I also have a great deal of darkness. My mother suffered from mental illness. She was verbally and emotionally abusive. She was also my favorite person in the world. When she was dying, she was beyond cruel to me. I understood she was in pain, I didn't take it personally. I just wanted her to be better.

She's also the same person that sang Carol King & Patsy Cline while cleaning the house.  I use to look forward to Saturday mornings, the smell of Lemon Pledge and her soprano floating through the house, the aroma of pancakes and bacon rising to the top of the stairs. She never missed one of my theatre performances in college, despite having to drive 5 hours, after working an overnight shift at the police station. People are not black and white. My mother was, in a word, complex.

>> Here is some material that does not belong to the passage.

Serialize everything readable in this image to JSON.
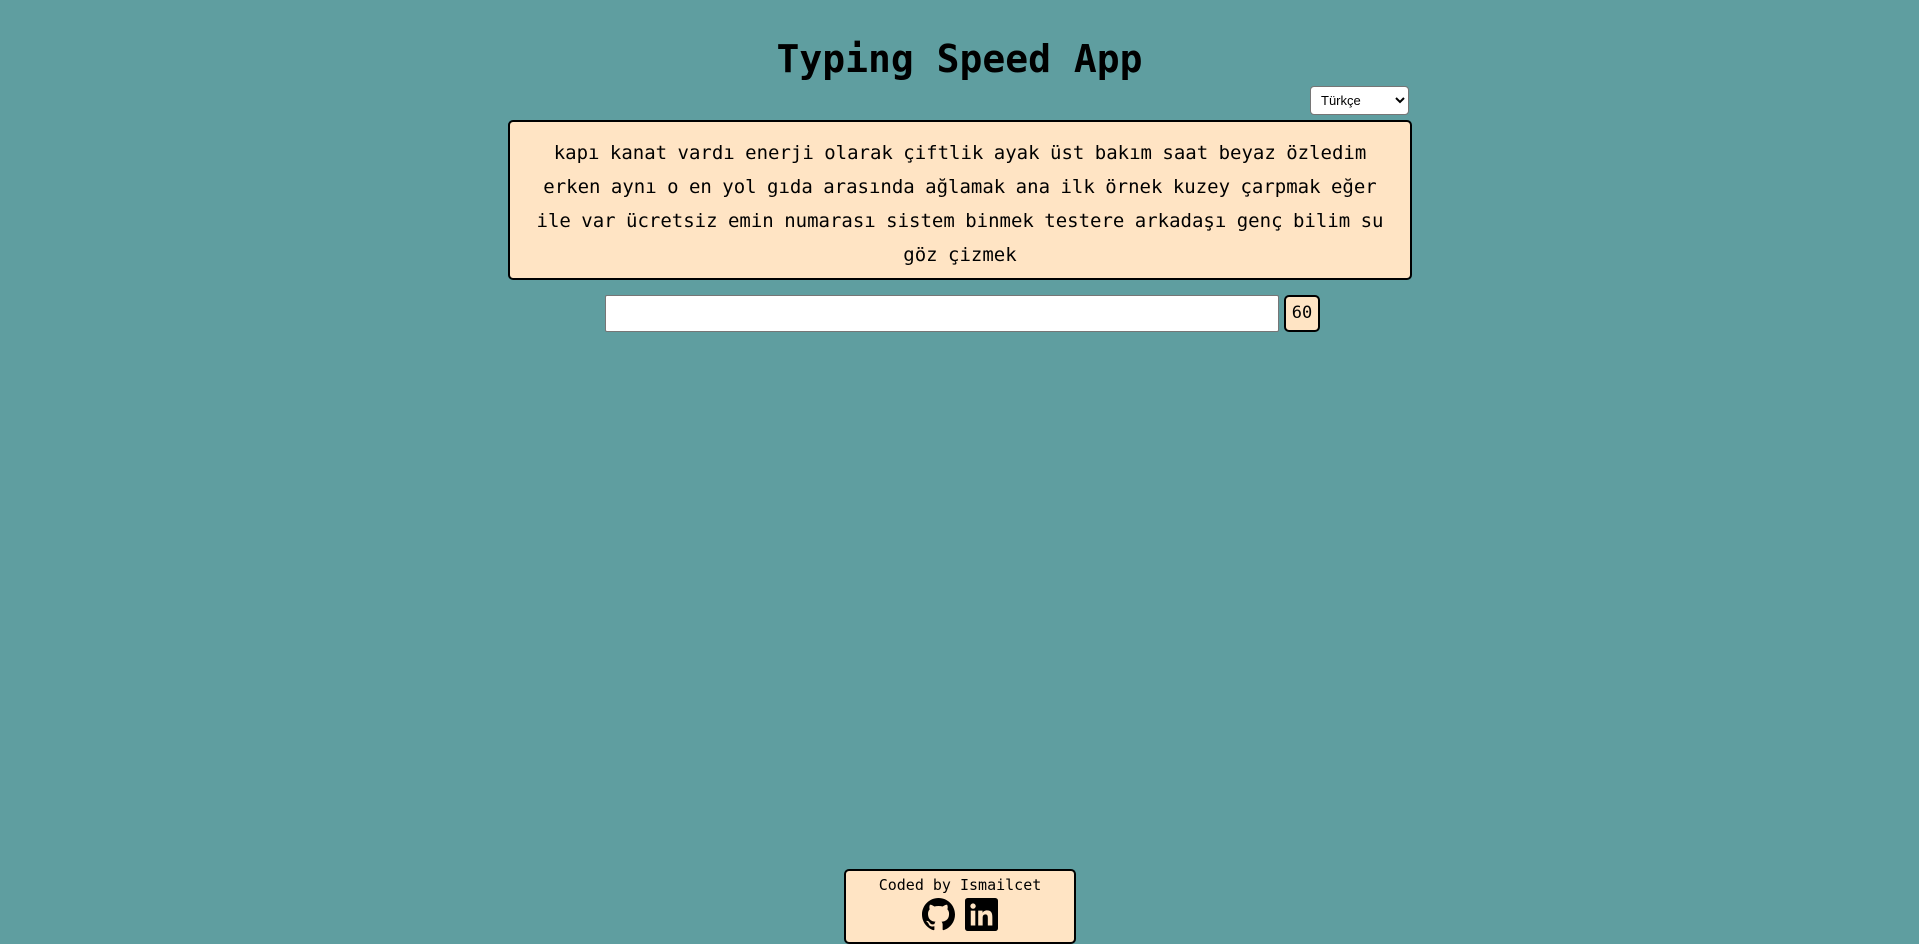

Despite how loving she could be, she would flip like a switch. She held my face in her hands one day and told me what a pretty face I had. Then she said, "sometimes, I'd like to gouge your F#$% eyes out!"

It may sound horrible to some. I had my grandmother, too, who was my protector and stood up for me. My bio-dad was in prison my entire life and died there. I never really knew him

My mother's mania was sometimes hard to watch. The highs were so high. The lows, well, it was pretty dark.

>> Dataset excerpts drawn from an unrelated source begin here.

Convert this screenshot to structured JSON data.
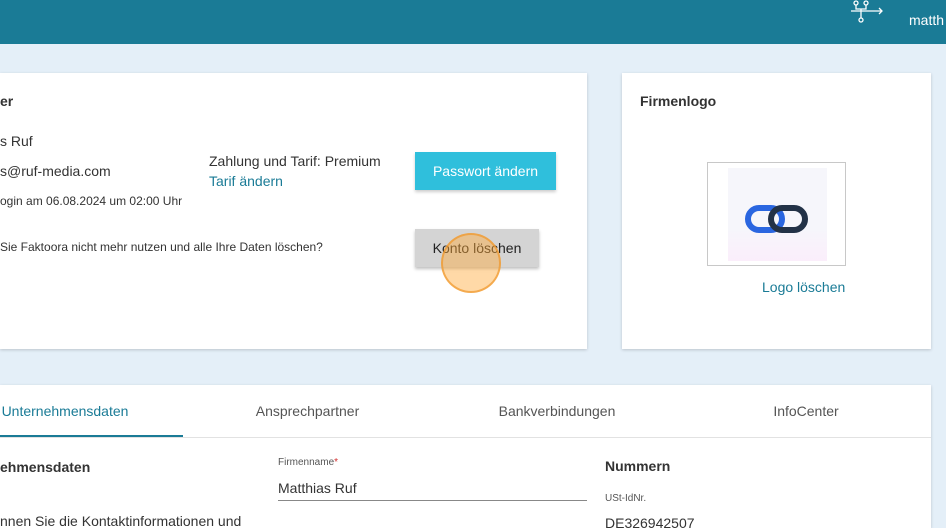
{
  "header": {
    "user_name": "matth",
    "org_icon": "org-structure-icon"
  },
  "account": {
    "title": "er",
    "name": "s Ruf",
    "email": "s@ruf-media.com",
    "last_login": "ogin am 06.08.2024 um 02:00 Uhr",
    "plan_text": "Zahlung und Tarif: Premium",
    "change_plan_link": "Tarif ändern",
    "change_password_button": "Passwort ändern",
    "delete_question": "Sie Faktoora nicht mehr nutzen und alle Ihre Daten löschen?",
    "delete_account_button": "Konto löschen"
  },
  "logo_card": {
    "title": "Firmenlogo",
    "logo_icon": "chain-link-logo",
    "delete_logo_link": "Logo löschen"
  },
  "tabs": [
    {
      "label": "Unternehmensdaten",
      "active": true
    },
    {
      "label": "Ansprechpartner",
      "active": false
    },
    {
      "label": "Bankverbindungen",
      "active": false
    },
    {
      "label": "InfoCenter",
      "active": false
    }
  ],
  "company_section": {
    "title": "ehmensdaten",
    "description": "nnen Sie die Kontaktinformationen und",
    "company_name_label": "Firmenname",
    "required_mark": "*",
    "company_name_value": "Matthias Ruf",
    "numbers_title": "Nummern",
    "vat_label": "USt-IdNr.",
    "vat_value": "DE326942507"
  },
  "colors": {
    "header_bg": "#1a7b96",
    "page_bg": "#e4eff8",
    "primary_button": "#2fbfdc",
    "link": "#1a7b96"
  }
}
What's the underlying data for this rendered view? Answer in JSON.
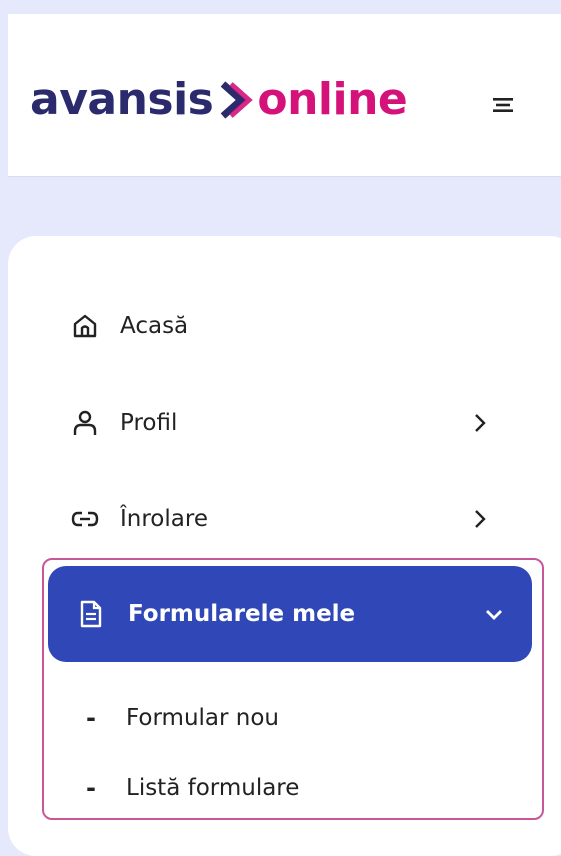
{
  "header": {
    "logo_part1": "avansis",
    "logo_part2": "online",
    "colors": {
      "logo_dark": "#2a2a6c",
      "logo_accent": "#d4127a"
    },
    "menu_icon": "hamburger-menu-icon"
  },
  "nav": {
    "items": [
      {
        "label": "Acasă",
        "icon": "home-icon",
        "has_chevron": false
      },
      {
        "label": "Profil",
        "icon": "user-icon",
        "has_chevron": true
      },
      {
        "label": "Înrolare",
        "icon": "link-icon",
        "has_chevron": true
      }
    ],
    "active": {
      "label": "Formularele mele",
      "icon": "document-icon",
      "expanded": true,
      "color": "#2f47b7"
    },
    "subitems": [
      {
        "dash": "-",
        "label": "Formular nou"
      },
      {
        "dash": "-",
        "label": "Listă formulare"
      }
    ]
  },
  "highlight_color": "#c8579a"
}
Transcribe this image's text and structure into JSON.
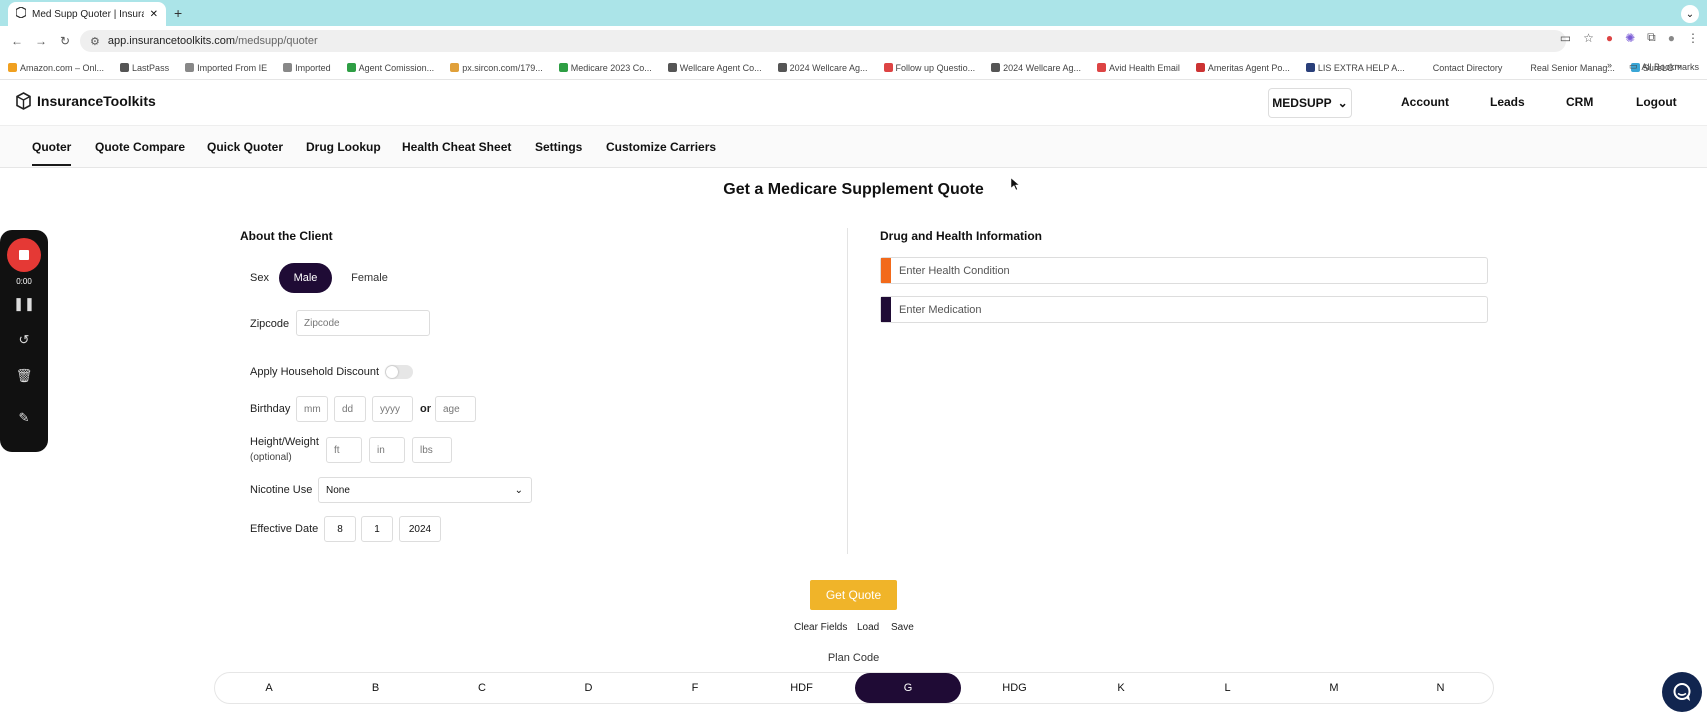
{
  "browser": {
    "tab_title": "Med Supp Quoter | Insurance",
    "url_host": "app.insurancetoolkits.com",
    "url_path": "/medsupp/quoter",
    "bookmarks": [
      {
        "label": "Amazon.com – Onl...",
        "color": "#f0a020"
      },
      {
        "label": "LastPass",
        "color": "#555"
      },
      {
        "label": "Imported From IE",
        "color": "#888"
      },
      {
        "label": "Imported",
        "color": "#888"
      },
      {
        "label": "Agent Comission...",
        "color": "#2e9e44"
      },
      {
        "label": "px.sircon.com/179...",
        "color": "#e0a03a"
      },
      {
        "label": "Medicare 2023 Co...",
        "color": "#2e9e44"
      },
      {
        "label": "Wellcare Agent Co...",
        "color": "#555"
      },
      {
        "label": "2024 Wellcare Ag...",
        "color": "#555"
      },
      {
        "label": "Follow up Questio...",
        "color": "#d44"
      },
      {
        "label": "2024 Wellcare Ag...",
        "color": "#555"
      },
      {
        "label": "Avid Health Email",
        "color": "#d44"
      },
      {
        "label": "Ameritas Agent Po...",
        "color": "#c33"
      },
      {
        "label": "LIS EXTRA HELP A...",
        "color": "#2a3f7a"
      },
      {
        "label": "Contact Directory",
        "color": "#fff"
      },
      {
        "label": "Real Senior Manag...",
        "color": "#fff"
      },
      {
        "label": "SureLC™",
        "color": "#3aa6d6"
      }
    ],
    "all_bookmarks": "All Bookmarks"
  },
  "header": {
    "brand": "InsuranceToolkits",
    "product": "MEDSUPP",
    "nav": [
      "Account",
      "Leads",
      "CRM",
      "Logout"
    ]
  },
  "subnav": [
    "Quoter",
    "Quote Compare",
    "Quick Quoter",
    "Drug Lookup",
    "Health Cheat Sheet",
    "Settings",
    "Customize Carriers"
  ],
  "recorder": {
    "time": "0:00"
  },
  "page_title": "Get a Medicare Supplement Quote",
  "client": {
    "title": "About the Client",
    "sex_label": "Sex",
    "sex_options": [
      "Male",
      "Female"
    ],
    "sex_selected": "Male",
    "zip_label": "Zipcode",
    "zip_placeholder": "Zipcode",
    "household_label": "Apply Household Discount",
    "household_on": false,
    "birthday_label": "Birthday",
    "birthday_placeholders": [
      "mm",
      "dd",
      "yyyy"
    ],
    "or": "or",
    "age_placeholder": "age",
    "hw_label": "Height/Weight",
    "hw_optional": "(optional)",
    "hw_placeholders": [
      "ft",
      "in",
      "lbs"
    ],
    "nicotine_label": "Nicotine Use",
    "nicotine_value": "None",
    "effective_label": "Effective Date",
    "effective": [
      "8",
      "1",
      "2024"
    ]
  },
  "health": {
    "title": "Drug and Health Information",
    "condition_placeholder": "Enter Health Condition",
    "medication_placeholder": "Enter Medication",
    "condition_color": "#f26a1b",
    "medication_color": "#1f0b35"
  },
  "actions": {
    "get_quote": "Get Quote",
    "clear": "Clear Fields",
    "load": "Load",
    "save": "Save",
    "accent": "#f0b429"
  },
  "plan": {
    "caption": "Plan Code",
    "codes": [
      "A",
      "B",
      "C",
      "D",
      "F",
      "HDF",
      "G",
      "HDG",
      "K",
      "L",
      "M",
      "N"
    ],
    "selected": "G"
  }
}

She overcame a lot as a single parent. I don't know how she did it, but we went to Disney World every summer. We always spent summers at the beach. As an adult, I grew to enjoy her letters. She told me she was single-handedly bringing back the art of letter writing. Her letters were hysterical. Our phone calls were even better. I miss those.

My dark moods don't last long. I do my best to shake them. Usually, music will snap me out of it. My go to are boy bands :-) Yesterday was particularly hard, though. Her anniversary is a month away. It will be 7 years since she passed. I went to class, as Zumba always puts me in good spirits. The dark cloud dampened my mood in class. I refused to give in. I ran on the treadmill for 2 miles, determined to "shake it". By the end, I was sweaty and feeling a lot better.

I'm not saying you alway have to be "on" and be the life of the party. When you have sadness, allow it and then push through.